FAQ Knee Pain

We are going to discuss the more common causes of Knee pain as they relate to cycling.  We will focus on knee pain as a result of  improper saddle position, forefoot alignment  issues, and overuse related stress.

We will start with saddle height as it is the most common culprit for most cyclists.  The quick rules here are as follows;  pain in the front of your knee is most likely due to the saddle height being to low, and pain in the back of the knee if the saddle is set to high.  When making adjustments to saddle height limit yourself to changes in increments of no more than 5mm (1/4 of an inch), you will be surprised at the difference a small change makes.

Second is forefoot alignment issues.  This problem would generally come up only when using cycling shoes and cliplesss pedals.  the reason for this is that when using clipless pedals you are more directly connected to the pedal.  Most people have a condition referred to as "forefoot varus" with this condition your forefoot naturally tilts up from the inside.  Imagine the big toe side of you foot tilted up "of off the ground" when standing relaxed feet pointed straight forward.   Now imagine pushing down on your forefoot as you do when cycling.  What can happen here, is your knee will be forced to rotate inwards as you push down then back out on the upstroke.  This constant motion can lead to knee pain most likely centralized under the kneecap.  The opposite condition can exist as well  which is referred to as forefoot valgus.  The "pinky toe" tilted up when standing relaxed with feet pointed straight forward.  We can correct these conditions by using a Forefoot Measuring Device to detect the amount of tilt then use wedges under the cleat on your shoe to achieve a healthy pedaling motion.

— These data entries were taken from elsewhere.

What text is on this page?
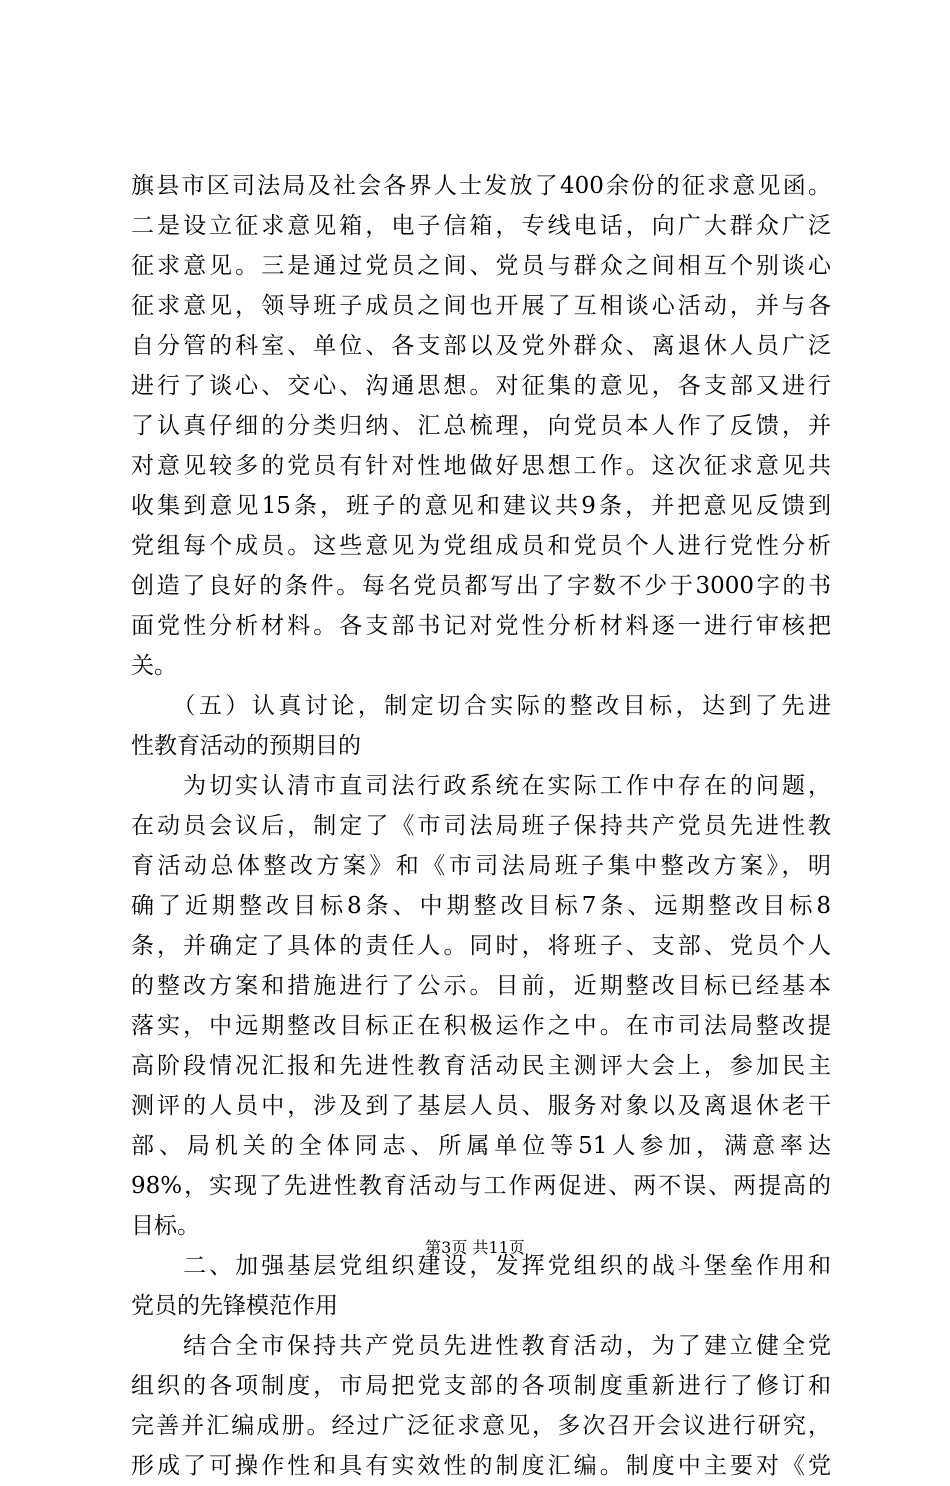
旗县市区司法局及社会各界人士发放了400余份的征求意见函。
二是设立征求意见箱，电子信箱，专线电话，向广大群众广泛
征求意见。三是通过党员之间、党员与群众之间相互个别谈心
征求意见，领导班子成员之间也开展了互相谈心活动，并与各
自分管的科室、单位、各支部以及党外群众、离退休人员广泛
进行了谈心、交心、沟通思想。对征集的意见，各支部又进行
了认真仔细的分类归纳、汇总梳理，向党员本人作了反馈，并
对意见较多的党员有针对性地做好思想工作。这次征求意见共
收集到意见15条，班子的意见和建议共9条，并把意见反馈到
党组每个成员。这些意见为党组成员和党员个人进行党性分析
创造了良好的条件。每名党员都写出了字数不少于3000字的书
面党性分析材料。各支部书记对党性分析材料逐一进行审核把
关。
　　（五）认真讨论，制定切合实际的整改目标，达到了先进
性教育活动的预期目的
　　为切实认清市直司法行政系统在实际工作中存在的问题，
在动员会议后，制定了《市司法局班子保持共产党员先进性教
育活动总体整改方案》和《市司法局班子集中整改方案》，明
确了近期整改目标8条、中期整改目标7条、远期整改目标8
条，并确定了具体的责任人。同时，将班子、支部、党员个人
的整改方案和措施进行了公示。目前，近期整改目标已经基本
落实，中远期整改目标正在积极运作之中。在市司法局整改提
高阶段情况汇报和先进性教育活动民主测评大会上，参加民主
测评的人员中，涉及到了基层人员、服务对象以及离退休老干
部、局机关的全体同志、所属单位等51人参加，满意率达
98%，实现了先进性教育活动与工作两促进、两不误、两提高的
目标。
　　二、加强基层党组织建设，发挥党组织的战斗堡垒作用和
党员的先锋模范作用
　　结合全市保持共产党员先进性教育活动，为了建立健全党
组织的各项制度，市局把党支部的各项制度重新进行了修订和
完善并汇编成册。经过广泛征求意见，多次召开会议进行研究，
形成了可操作性和具有实效性的制度汇编。制度中主要对《党
第3页 共11页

Overuse related issues may or may not  be cycling related.  One of the most common conditions that can cause knee pain for both cyclist and runners is IT (IlioTibial) BandSyndrome.   The IT band is the tissue that runs on the outside of your thigh, when irritated (due to a number of stimuli) can become inflamed.  When inflamed it can cause pain likely to be concentrated at the outside of the knee, you may also feel a clicking when extending and flexing the knee.  There are a few ways to get back under control.  The first is rest,  most of the time when something is inflamed time off can be the most important part of the cure.  Second, could be use of over the counter antimflamitory  medicines, such as ibuprofen.  Third, is the incorporation of stretching related exercises into your normal routine.  As with many issues a good stretching regimin can be the best preventive care for any injury.   Remember if you are having problems controlling an injury, seek professional medical advice.